[information]Ce texte a été écrit dans le cadre du cours Écriture de fiction I (roman), donné à l’Université Laval par Gabriel Marcoux-Chabot à l’automne 2014.[/information]

Chapitre 1

Le trou dans le mur avait eu un effet différent sur chacun.

Ma mère : rouler des cigarettes à perpétuité (habitude qui refaisait surface lorsque le stress attaquait ses nerfs sensibles).

Mon père : se rabattre sur sa chaise berçante avant d’entreprendre un monologue fortifié de termes à caractère religieux.

Mes frères et sœurs : aller se vanter aux voisins qu’ils pouvaient maintenant jouer à la traverse de Lévis – Québec, c’était la rue, et Lévis, la salle à manger –, étant donné que le trou faisait toute la largeur du mur. Comme une grande bay window sans fenêtres ni rideaux pour nous séparer de l’extérieur.

J’étais trop jeune pour savoir quelle attitude j’aurais adoptée, si j’avais vraiment été là, mais assez vieux pour comprendre que le gars qui rénovait notre maison venait de perdre sa job. Ce fut une mise à pied à deux temps. En premier, l’ouvrier a dit : « Bon, ben, on va finir ça demain, j’cré ben. » Ensuite, mon père l’a regardé. Tout simplement.

Bref, ma mère en était à sa 82e cigarette quand mon père a dit :

— Claudelle, va coucher les enfants.

— Es-tu fou, toi? On dort pas icitte à soir avec un trou dans mon mur. Assez gros pour qu’un ours (prononcé sans son s) y entre à part de ça.

— Y’en a pas d’ours (prononcé avec son s). On n’est pas en plein bois, toujours. (Il a marqué une pause, le temps de laisser l’horloge sonner ses neuf coups.) Allez tous vous couchez, je vais surveiller.

— Toute la nuit? Y’en est pas question. Tu commences demain là-bas, faut que tu sois en forme.

— Tu mettras une ponce dans mon café demain, ça va compenser.

Là-bas. C’était devenu une habitude de garder secrète sa position géographique. Ma mère a soupiré.

— Paul…

Mais quand mon père avait pris une décision, on n’avait pas un mot à dire.

— OK tout le monde, a-t-il dit en tapant des mains sèchement. Dodo!

Une série d’arguments s’est ensuivie, ainsi que des « Nooon! » fabuleusement lamentés. Après les pipis, les dernières soifs, les étiquettes de bobettes qui piquent, les veilleuses et les ferme-pas-la-porte-au-complet, un silence pieux régnait dans la maison. Tout le monde dormait avec une oreille aux aguets. Au cas où un voleur dépasserait Lévis. Il n’y a que Gabrielle (qu’on appelait tous « la p’tite ») qui s’est levée pour grimper dans le lit de ma mère.

— Maman.

— …

Maaaman.

— Mm…

— J’ai peur.

— Mm?

— J’ai peur.

— Ah. Ben non, ben non. Y’en a pu de monstres. Je les ai tous balayés.

— Mais s’ils rentraient par le trou? Comme les ours (prononcé sans le s, comme sa mère).

À ce mot, ma mère a ouvert grand les yeux, mais elle s’est rapidement rassurée.

— Ben non, ben non. Ton père surveille.

— Mais si Pa s’endort?

— Il s’endormira pas.

— Mais s’il s’endort quand même?

Ma mère a regardé droit devant elle (c’est-à-dire au plafond) et a expiré longuement.

— S’il s’endort, Émile prendra la relève.

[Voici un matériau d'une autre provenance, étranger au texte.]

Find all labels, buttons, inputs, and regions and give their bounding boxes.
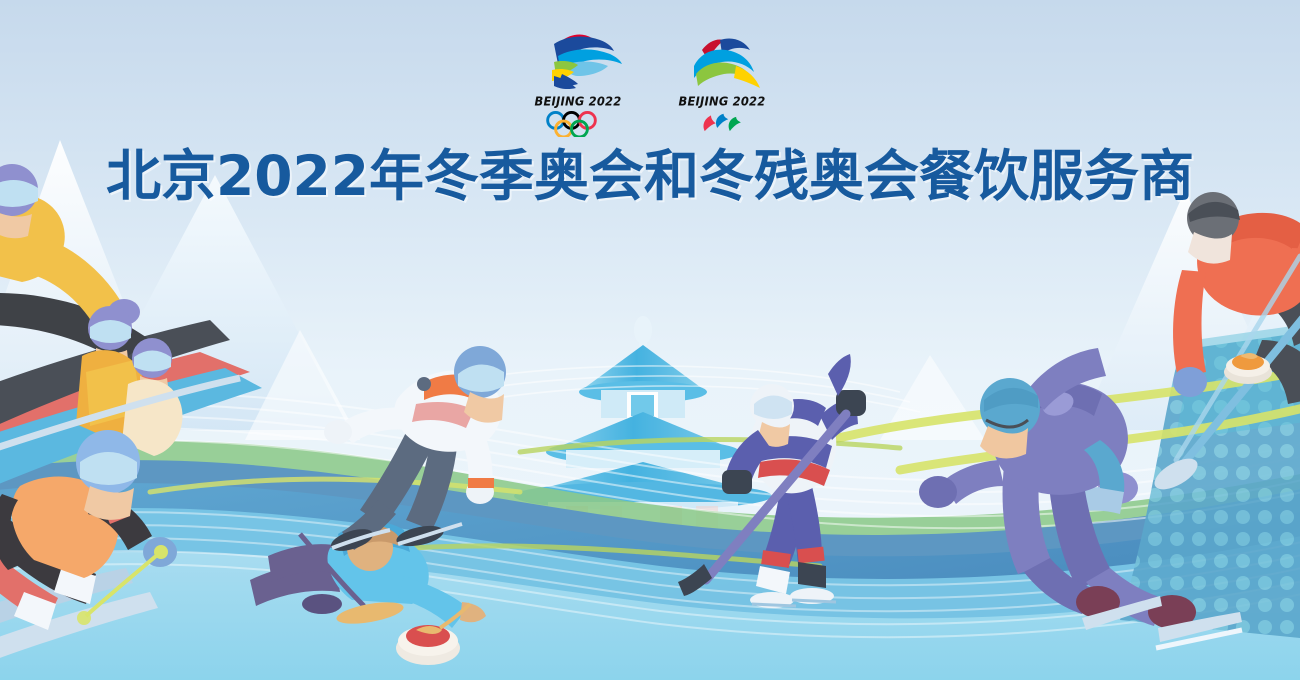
athlete-speed-skater-white [324,346,506,555]
emblem-row: BEIJING 2022 BEIJING 2022 [0,30,1300,137]
paralympic-emblem: BEIJING 2022 [674,30,770,136]
olympic-emblem-mark [532,30,624,92]
page-title: 北京2022年冬季奥会和冬残奥会餐饮服务商 [0,143,1300,209]
athlete-curler-delivery [250,522,486,665]
paralympic-agitos-icon [700,112,744,136]
athlete-ice-hockey [678,354,866,608]
paralympic-emblem-wordmark: BEIJING 2022 [679,93,766,108]
olympic-emblem-wordmark: BEIJING 2022 [535,93,622,108]
olympic-emblem: BEIJING 2022 [530,30,626,137]
paralympic-emblem-mark [676,30,768,92]
olympic-rings-icon [542,111,614,137]
beijing-2022-catering-partner-banner: BEIJING 2022 BEIJING 2022 [0,0,1300,680]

La p’tite a souri de son plus beau sourire, puis elle a silencieusement descendu la moitié de l’escalier afin d’observer un moment notre père entre deux barreaux. Pa était là où le mur n’était plus, assis sur sa chaise, la rue noire en arrière-plan. Aucune étoile pour lui servir de veilleuse. Il se tenait droit, sa carabine à plomb pas trop loin derrière. Sans même se tourner, il a dit : « Couche-toi pis dors » et la p’tite a couru à sa chambre comme si elle avait été prise la main dans la jarre à biscuits au beurre.

J’étais caché. Mieux que jamais. Pourtant, je suis certain que mon père m’a vu. Mais Pa n’a pas tenté de m’appeler. Ni de me dire de revenir à la maison, sur-le-champ, pis ça presse, et qu’est-ce qui m’avait donc pris de partir sans dire bonsoir à personne, d’ailleurs? Il m’a semblé, à cet instant, qu’il comprenait. Car sous la mince lueur du lampadaire grésillant de papillons de la rue Gendron, mon père m’a souri.